CERPEN : Hikmah di Hari Idul Adha  - LPM Sativa
Minggu, 10 Juli 2022

CERPEN : Hikmah di Hari Idul Adha 

 

Eid Al-Adha: Special Short Story

By: Helmiatun Isnanda


"Allahuakbar.... Allahuakbar... Allahuakbar..."

Suara takbir menggema di seluruh penjuru daerah, dilantunkan dengan begitu indah, meramaikan suasana dibalik matahari yang berusaha menampakkan diri. Beberapa orang terlihat berbincang ringan dihalaman rumah, beramah tamah dengan sesama warga. Suasana pagi itu terasa begitu ramai, meski gelap lebih mendominasi sebab matahari belum sepenuhnya nampak. 

Suara bising percakapan ini pun tak luput dari sebuah rumah sederhana yang berada di ujung jalan desa. Dari dalam rumah, hiruk pikuk suara kanak-kanak terdengar begitu ketara. Bahkan bagi siapapun yang melewati rumah tersebut pasti akan langsung tahu, bahwa sang pemilik rumah tengah bersiap-siap untuk ibadah pagi ini. Sayangnya tak seorang pun yang akan melewati rumah di ujung jalan tersebut.

"Ibu! Dimana pakaian ku?" Adim, remaja laki-laki berusia 12 tahun.
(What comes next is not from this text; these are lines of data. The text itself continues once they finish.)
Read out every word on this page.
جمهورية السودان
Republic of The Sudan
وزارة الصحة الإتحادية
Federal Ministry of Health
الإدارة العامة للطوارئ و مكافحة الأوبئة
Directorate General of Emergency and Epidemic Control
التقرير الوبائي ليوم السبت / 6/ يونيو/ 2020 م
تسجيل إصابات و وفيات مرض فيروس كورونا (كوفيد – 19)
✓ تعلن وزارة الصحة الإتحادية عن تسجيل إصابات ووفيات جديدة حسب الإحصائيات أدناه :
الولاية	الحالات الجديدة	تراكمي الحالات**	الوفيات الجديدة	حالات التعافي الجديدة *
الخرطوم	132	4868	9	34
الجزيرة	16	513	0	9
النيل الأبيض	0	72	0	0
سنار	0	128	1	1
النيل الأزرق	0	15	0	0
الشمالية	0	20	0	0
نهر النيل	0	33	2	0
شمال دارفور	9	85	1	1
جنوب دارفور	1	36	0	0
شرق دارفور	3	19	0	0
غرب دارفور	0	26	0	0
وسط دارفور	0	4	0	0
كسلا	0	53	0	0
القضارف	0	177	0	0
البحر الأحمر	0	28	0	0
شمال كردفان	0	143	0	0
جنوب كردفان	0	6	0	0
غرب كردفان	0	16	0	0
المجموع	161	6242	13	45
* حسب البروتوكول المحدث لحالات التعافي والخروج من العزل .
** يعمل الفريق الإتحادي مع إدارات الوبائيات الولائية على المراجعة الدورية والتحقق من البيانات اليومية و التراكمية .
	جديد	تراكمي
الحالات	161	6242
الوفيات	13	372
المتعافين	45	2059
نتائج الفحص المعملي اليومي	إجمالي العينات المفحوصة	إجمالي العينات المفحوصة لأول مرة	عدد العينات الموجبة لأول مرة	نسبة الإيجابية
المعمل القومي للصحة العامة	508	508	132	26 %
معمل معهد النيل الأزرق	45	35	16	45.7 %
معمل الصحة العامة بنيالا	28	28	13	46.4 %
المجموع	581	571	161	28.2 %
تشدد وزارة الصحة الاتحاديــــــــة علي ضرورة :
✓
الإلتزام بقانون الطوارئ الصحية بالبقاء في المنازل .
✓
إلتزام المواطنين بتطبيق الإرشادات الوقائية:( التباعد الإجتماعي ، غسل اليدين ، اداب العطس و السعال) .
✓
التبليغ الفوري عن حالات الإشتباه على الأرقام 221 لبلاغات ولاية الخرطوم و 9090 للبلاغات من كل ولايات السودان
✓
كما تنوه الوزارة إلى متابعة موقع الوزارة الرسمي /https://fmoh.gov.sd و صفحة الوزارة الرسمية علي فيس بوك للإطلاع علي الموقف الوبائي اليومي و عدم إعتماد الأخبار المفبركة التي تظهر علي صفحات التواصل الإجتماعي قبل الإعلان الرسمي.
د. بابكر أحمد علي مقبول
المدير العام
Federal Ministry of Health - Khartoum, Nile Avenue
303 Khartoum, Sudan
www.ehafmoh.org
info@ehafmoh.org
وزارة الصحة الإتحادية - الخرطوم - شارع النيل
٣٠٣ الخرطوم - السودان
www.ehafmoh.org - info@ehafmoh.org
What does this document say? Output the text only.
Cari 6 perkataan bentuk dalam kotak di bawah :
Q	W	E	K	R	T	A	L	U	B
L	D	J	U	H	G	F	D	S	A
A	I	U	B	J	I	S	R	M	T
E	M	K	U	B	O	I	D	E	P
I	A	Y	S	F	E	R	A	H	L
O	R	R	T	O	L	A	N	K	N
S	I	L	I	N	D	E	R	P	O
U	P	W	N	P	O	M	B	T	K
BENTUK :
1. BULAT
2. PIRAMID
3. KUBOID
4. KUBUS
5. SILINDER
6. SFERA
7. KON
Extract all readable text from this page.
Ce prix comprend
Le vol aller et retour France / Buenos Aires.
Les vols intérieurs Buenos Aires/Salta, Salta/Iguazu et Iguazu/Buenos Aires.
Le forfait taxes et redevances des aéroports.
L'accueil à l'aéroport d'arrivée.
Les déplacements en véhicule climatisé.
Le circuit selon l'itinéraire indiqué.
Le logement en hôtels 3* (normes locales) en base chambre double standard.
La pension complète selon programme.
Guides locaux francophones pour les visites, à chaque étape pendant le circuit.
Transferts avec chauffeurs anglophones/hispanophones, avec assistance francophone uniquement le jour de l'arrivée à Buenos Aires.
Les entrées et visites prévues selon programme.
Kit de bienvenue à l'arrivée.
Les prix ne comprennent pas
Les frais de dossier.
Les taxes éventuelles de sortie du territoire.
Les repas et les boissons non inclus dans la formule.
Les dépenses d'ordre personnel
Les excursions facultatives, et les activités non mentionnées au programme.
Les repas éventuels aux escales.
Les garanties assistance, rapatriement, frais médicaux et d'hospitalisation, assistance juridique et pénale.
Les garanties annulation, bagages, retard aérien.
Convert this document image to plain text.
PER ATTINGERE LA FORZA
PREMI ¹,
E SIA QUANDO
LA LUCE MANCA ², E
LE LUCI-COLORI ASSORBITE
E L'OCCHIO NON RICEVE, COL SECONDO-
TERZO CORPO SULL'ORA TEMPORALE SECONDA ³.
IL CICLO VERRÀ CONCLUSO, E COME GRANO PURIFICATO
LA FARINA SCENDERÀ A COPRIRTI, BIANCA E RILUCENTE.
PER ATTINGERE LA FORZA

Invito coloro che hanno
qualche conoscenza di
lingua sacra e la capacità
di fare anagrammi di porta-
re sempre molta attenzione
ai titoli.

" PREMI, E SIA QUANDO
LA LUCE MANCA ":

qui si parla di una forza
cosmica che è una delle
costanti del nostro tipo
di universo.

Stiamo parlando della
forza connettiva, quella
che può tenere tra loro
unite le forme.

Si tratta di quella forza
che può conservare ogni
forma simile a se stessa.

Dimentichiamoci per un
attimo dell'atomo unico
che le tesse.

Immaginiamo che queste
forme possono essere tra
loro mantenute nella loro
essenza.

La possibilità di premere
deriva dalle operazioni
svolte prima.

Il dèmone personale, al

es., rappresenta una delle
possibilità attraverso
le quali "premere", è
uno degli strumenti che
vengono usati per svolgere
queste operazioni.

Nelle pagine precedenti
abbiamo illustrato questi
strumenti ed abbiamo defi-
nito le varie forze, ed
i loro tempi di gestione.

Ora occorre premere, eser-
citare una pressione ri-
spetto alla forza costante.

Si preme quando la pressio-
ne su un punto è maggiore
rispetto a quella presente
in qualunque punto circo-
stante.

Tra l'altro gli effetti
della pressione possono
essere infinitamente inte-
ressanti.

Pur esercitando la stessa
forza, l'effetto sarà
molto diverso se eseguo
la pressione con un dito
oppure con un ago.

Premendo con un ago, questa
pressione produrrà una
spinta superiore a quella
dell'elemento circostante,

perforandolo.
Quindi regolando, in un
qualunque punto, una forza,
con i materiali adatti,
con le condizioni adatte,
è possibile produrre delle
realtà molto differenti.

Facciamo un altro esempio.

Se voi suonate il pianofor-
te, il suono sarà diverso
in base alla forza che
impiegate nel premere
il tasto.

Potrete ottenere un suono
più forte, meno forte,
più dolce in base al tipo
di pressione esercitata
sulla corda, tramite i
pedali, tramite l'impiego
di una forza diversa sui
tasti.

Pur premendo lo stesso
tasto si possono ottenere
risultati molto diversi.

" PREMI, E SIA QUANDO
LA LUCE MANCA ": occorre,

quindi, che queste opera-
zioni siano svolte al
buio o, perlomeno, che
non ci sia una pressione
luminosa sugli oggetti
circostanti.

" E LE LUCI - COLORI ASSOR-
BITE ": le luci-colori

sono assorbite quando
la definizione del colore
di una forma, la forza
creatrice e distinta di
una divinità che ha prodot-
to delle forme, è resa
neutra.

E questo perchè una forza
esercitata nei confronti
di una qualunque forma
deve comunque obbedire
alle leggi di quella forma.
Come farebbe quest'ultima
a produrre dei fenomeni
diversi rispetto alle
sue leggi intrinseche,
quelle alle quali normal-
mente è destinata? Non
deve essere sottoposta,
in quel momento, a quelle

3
"Ada di lemari pakaian mu, di ruang paling atas Dim!"

"Ibu! Semalam aku meletakkan sendal ku di dekat pintu, mengapa tidak ada?!" Abim namanya, putra tengah yang berusia 10 tahun.

"Abim, semalam sendalnya kamu taruh dibawah tempat tidur nak," sahut sang ibu dengan penuh kesabaran.

"Bu, Bapak sudah siap. Bapak harus berangkat lebih dahulu, nanti ibu dan anak-anak jangan sampai terlambat naik ke masjid, ya."

"Iya pak, hati-hati." Sang ibu berucap sembari menyalami tangan sang suami.

Sosok ayah dari dua anak laki-laki dan satu anak perempuan ini hanya berprofesi sebagai marbot masjid, pak Akim namanya. Beliau dikenal sebab sikap ramah dan baik hatinya. Meski begitu, tak sedikit pula yang menaruh rasa iri dan berusaha menjelekkan beliau.

***

Suasana masjid mulai ramai, warga berdatangan bersama sanak keluarga untuk menunaikan ibadah shalat Idul Adha. Masjid dipenuhi dengan aroma khas pakaian baru, beberapa bahkan saling memamerkan kepemilikannya. Polesan di wajah-wajah itu tak luput mengiringi pagi raya Adha ini. Sampai sesaat kemudian, seseorang dengan tampilan seadanya masuk dalam obrolan mereka.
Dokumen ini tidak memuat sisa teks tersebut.